Long-term exposure to synthetic and endogenous
estrogens has been associated with the development of
cancer in several tissues. One potential mechanism of
estrogen carcinogenesis involves
catechol formation and these
catechols are further oxidized to electrophilic/redox active o-
quinones, which have the potential to both initiate and promote the carcinogenic process. Previously we showed that
4-hydroxyequilenin (4-OHEN) autoxidized to an o-
quinone and caused a variety of damage to
DNA. Since these deleterious effects could contribute to gene mutations, we investigated the Chinese hamster V79 cells to ascertain the relative ability of
estradiol,
4-hydroxyestradiol, 17beta-hydroxyequilenin, 4,17beta-hydroxyequilenin,
estrone,
4-hydroxyestrone,
equilenin, and
4-hydroxyequilenin to induce the mutation of the
hypoxanthine-guanine phosphoribosyltransferase (
hprt) gene. All the 4-hydroxylated
catechols induced significantly more colony formations in V79 cells as compared to the parent
phenols at 100nM, suggesting that the
catechol estrogen metabolites are more mutagenic towards the
hprt gene than
estrogens. Since 4-OHEN induced the highest mutation frequency, we examined a
biomarker for transformation potential of this compound in MCF-10A cells using an anchorage-independent growth assay.
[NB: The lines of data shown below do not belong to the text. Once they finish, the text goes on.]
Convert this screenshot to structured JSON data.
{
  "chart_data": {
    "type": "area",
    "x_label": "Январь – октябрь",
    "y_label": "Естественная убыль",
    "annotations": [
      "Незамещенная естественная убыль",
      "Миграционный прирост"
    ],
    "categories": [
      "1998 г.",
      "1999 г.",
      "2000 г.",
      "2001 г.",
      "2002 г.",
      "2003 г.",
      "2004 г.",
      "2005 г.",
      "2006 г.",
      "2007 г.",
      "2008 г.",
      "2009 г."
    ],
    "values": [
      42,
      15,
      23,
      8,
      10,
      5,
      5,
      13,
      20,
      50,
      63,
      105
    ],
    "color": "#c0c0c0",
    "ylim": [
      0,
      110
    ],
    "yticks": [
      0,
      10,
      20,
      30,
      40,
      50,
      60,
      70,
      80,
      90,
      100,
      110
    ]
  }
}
Although 4-OHEN induced anchorage-independent growth of these cells, the isolated clones were not able to grow as
tumors in vivo when injected into nude mice. These cells were assayed for genetic changes using
cDNA microarrays. Real time RT-PCR confirmation of some of the differentially expressed genes showed down-regulation of
metallothionein 2A, p53, BRCA1, and c-myc. Moreover, we showed the involvement of other genes important in cell transformation and oxidative stress, strengthening the hypothesis that this mechanism plays a considerable role in 4-OHEN-induced anchorage-independent growth.